U.S. markets and stock ETFs jumped on Monday, paring some of last week’s steep losses on hopes that global central banks will implement accommodative measures to cushion the fallout from a spreading coronavirus outbreak.
On Monday, the Invesco QQQ Trust (NASDAQ: QQQ) increased 2.9%, SPDR Dow Jones Industrial Average ETF (NYSEArca: DIA) rose 2.6% and SPDR S&P 500 ETF (NYSEArca: SPY) gained 2.1%. SPY was testing its long-term resistance at the 200-day simple moving average while DIA remained below its long-term trend line.
Investors shifted to a more risk-on attitude on bets that the Federal Reserve and other major central banks could cut interest rates to counteract a potential weakening economy in face of the virus outbreak.
Some may also be making an opportunistic bet after U.S. stock markets experienced their worst week since the financial crisis Friday, dipping into correction territory amid fears of a recession stemming from a potential global pandemic.
“The selloff was so fierce last week that you do have some buy-the-dip investors emerging,” Brent Schutte, chief investment strategist, Northwestern Mutual Wealth Management Company, told Reuters, adding that volatile action was based on how the virus was appearing to impact the economy.

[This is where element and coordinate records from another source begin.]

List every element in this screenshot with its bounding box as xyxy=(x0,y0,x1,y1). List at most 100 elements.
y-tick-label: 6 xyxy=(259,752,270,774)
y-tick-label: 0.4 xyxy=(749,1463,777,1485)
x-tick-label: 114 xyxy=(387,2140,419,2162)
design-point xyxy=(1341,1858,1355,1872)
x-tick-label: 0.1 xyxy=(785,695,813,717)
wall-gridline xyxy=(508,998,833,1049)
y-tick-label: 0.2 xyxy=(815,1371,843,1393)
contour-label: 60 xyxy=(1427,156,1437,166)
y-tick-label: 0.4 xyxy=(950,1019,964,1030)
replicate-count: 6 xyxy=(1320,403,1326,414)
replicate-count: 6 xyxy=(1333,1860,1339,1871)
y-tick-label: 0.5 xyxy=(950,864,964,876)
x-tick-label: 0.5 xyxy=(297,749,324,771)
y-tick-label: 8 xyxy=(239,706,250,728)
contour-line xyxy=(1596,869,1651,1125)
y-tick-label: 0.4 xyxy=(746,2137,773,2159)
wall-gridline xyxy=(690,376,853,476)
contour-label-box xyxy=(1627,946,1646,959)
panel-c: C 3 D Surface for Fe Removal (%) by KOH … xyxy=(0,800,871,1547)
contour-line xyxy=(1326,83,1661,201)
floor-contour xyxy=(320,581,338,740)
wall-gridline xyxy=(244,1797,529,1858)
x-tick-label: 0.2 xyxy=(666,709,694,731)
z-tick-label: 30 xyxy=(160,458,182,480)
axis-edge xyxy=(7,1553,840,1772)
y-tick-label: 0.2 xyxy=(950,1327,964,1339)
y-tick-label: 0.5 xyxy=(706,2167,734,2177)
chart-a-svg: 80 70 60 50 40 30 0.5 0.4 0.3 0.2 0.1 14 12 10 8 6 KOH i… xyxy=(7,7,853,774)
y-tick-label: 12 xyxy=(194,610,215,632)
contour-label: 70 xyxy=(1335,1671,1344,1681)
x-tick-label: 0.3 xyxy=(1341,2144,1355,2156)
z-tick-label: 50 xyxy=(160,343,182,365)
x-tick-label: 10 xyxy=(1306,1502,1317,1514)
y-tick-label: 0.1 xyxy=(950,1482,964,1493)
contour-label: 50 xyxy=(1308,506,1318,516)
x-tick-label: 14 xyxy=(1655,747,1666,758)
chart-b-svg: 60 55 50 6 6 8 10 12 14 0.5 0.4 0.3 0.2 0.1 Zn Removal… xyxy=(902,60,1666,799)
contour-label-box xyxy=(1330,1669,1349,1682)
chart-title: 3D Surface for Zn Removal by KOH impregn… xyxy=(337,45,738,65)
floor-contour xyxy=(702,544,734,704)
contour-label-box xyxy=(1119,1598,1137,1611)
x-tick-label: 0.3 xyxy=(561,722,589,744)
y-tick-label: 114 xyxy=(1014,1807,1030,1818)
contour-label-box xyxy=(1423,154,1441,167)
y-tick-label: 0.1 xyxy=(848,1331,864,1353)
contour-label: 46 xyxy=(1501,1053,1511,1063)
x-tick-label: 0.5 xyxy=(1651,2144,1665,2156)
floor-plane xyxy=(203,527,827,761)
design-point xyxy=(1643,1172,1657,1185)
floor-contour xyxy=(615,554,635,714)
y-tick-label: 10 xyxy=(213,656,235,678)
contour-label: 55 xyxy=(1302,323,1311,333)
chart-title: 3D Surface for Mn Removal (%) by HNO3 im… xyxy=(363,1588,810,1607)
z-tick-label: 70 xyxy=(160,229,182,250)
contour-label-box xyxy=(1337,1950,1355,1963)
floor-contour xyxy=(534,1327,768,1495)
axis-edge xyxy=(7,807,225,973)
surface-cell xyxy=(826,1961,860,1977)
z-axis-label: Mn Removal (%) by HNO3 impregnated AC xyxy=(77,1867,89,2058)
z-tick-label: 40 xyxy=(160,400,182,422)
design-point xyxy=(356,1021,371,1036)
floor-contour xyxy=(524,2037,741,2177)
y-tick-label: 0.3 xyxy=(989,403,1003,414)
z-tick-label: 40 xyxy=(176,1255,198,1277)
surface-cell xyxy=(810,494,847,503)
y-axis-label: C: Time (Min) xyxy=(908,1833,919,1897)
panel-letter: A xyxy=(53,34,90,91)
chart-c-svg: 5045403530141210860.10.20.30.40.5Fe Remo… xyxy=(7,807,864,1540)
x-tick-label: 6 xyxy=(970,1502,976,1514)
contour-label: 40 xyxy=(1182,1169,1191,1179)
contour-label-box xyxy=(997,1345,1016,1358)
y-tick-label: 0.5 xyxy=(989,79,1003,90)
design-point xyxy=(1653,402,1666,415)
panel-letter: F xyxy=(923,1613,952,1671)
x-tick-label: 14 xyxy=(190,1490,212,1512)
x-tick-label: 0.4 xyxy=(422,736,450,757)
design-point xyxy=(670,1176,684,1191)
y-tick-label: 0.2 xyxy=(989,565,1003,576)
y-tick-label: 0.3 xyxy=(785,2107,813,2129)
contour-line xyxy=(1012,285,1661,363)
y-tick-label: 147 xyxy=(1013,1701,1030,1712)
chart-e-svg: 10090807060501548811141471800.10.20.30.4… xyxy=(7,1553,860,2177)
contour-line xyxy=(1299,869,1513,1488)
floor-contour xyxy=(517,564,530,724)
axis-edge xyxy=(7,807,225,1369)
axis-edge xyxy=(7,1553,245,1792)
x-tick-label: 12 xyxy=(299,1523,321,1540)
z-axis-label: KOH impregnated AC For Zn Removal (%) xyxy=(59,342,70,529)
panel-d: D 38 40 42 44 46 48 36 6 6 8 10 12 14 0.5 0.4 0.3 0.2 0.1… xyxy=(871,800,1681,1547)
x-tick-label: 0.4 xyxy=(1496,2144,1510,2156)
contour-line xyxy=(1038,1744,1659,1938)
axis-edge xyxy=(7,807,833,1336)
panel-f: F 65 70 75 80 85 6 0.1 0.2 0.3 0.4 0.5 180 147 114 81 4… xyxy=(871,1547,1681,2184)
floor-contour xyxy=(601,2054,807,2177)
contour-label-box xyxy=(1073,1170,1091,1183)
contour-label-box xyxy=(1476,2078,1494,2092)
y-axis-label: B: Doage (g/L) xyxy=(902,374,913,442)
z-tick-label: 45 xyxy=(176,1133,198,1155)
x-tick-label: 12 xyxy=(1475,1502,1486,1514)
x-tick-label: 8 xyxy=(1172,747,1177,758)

However, the precipitous drop, along with data that revealed Chinese factory activity slowing to its worst pace ever in February, fueled bets of central bank stimulus to bolster growth. Market participants are now betting on a 50 basis point rate cut when the Fed meets in mid-March.
“We continue to believe that stimulus will actually take hold and push the economy higher as the impact of the coronavirus (will) likely dampen over the longer term,” Schutte added.
Other global central banks also showed interest in combating a potential slower growth outlook. For instance, the Bank of Japan joined the Federal Reserve in pledging to take action in response to the coronavirus epidemic, the Wall Street Journal reports.
A senior official at the European Central Bank also stated the ECB could further cut interest rates into negative territory and start another round of bond purchases to support the Eurozone economy.